Whenever he meets with a new patient, Harvey Chochinov likes to ask one important question: “What should I know about you as a person to help me take the best care of you that I can?”
It’s a question every doctor should ask, says Chochinov, author of Dignity Therapy and director of the Manitoba Palliative Care Research Unit; a question he has found helps patient and doctor alike dial in to their innate spirituality, and in so doing, promote better health.
Even if spirituality is a word the patient is not accustomed to using or a subject the physician is averse to addressing, it doesn’t make it any less relevant. Defined by the American Academy of Family Physicians as “the way you find meaning, hope, comfort and inner peace in your life,” spirituality is something that concerns all of us, and cannot be — must not be — easily dismissed.

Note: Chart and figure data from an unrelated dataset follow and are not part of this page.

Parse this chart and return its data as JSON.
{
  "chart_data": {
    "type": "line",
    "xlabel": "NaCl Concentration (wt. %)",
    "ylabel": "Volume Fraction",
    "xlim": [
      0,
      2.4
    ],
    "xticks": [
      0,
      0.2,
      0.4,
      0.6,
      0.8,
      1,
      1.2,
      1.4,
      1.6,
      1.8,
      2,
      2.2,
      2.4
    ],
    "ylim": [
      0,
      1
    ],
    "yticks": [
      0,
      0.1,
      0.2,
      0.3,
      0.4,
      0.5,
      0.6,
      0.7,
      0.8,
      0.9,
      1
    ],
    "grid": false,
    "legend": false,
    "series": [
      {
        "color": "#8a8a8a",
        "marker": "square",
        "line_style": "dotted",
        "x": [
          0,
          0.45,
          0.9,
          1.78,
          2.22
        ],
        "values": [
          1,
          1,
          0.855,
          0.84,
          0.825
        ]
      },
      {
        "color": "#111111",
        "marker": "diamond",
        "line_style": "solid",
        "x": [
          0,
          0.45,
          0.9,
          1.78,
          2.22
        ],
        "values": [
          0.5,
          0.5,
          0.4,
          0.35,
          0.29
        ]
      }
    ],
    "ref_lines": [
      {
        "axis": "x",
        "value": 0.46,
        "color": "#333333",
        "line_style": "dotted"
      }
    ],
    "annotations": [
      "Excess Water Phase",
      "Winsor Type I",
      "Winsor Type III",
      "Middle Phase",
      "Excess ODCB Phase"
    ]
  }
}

The good news is that, increasingly, doctors, nurses and other health care professionals are beginning to recognize the unique role they have to play in addressing the complexities of their patients’ lives, their fears, even their capacity to maintain a sense of connection with the divine during times of crisis. Although tending to such spiritual needs has long been considered the exclusive domain of chaplains and clergy, studies confirm that there is both the demand and the opportunity for this responsibility to be shared in some degree by everyone involved with the day-to-day care of patients.
I found this to be true many years ago when, as a teenager, I found myself lying in a hospital bed recovering from a number of injuries following a serious accident, including two broken legs, a broken hand, various internal injuries, and extensive cuts and bruises to my face. At the moment, however, the biggest challenge confronting me was whether or not to go ahead with what one of my doctors considered an immediate need for surgery to repair a shattered pelvis.
After consulting with my parents, I asked if I could be given the rest of the afternoon and evening to think things through. My doctor agreed and said that he would still plan on coming by in the morning to prep for an operation.
Although on the surface this seemed like a fairly unremarkable exchange between doctor and patient, what was left unsaid between the two of us was just as important as what was.
You see, during the previous three weeks, the hospital staff taking care of me had observed not only a pretty rapid recovery from what were considered life-altering if not life-threatening injuries, but also a patient — and a patient’s family — relying wholeheartedly on prayer for healing. And with good results.
On one occasion during an operation to repair what was diagnosed as severe internal bleeding, the doctors ended up finding nothing wrong. As one of the members of the surgical team put it, “Someone must have gotten in there before us.” And within a relatively short time, every scratch and scar on my face had healed over without any medical intervention.
So, what my doctor didn’t say when I asked for some time before going ahead with the recommended surgery, but which I undoubtedly sensed, was that he trusted me to make the right decision in terms of my health.
The next morning, new x-rays were taken which showed dramatic improvement. Instead of carting me off to the operating room, plans were made for me to complete my recovery at home.
I don’t recall this doctor or anyone else in the hospital for that matter ever asking me if there was anything they needed to know about me as a person in order to help them take good care of me. I think in my case it was more intuition. The important thing is that they both respected and were responsive to my spiritual needs.
In the end, I would like to think it wasn’t just me but those taking care of me as well that benefited from this experience, and that together we gained that much more appreciation for what can happen when we honor the spirituality of others.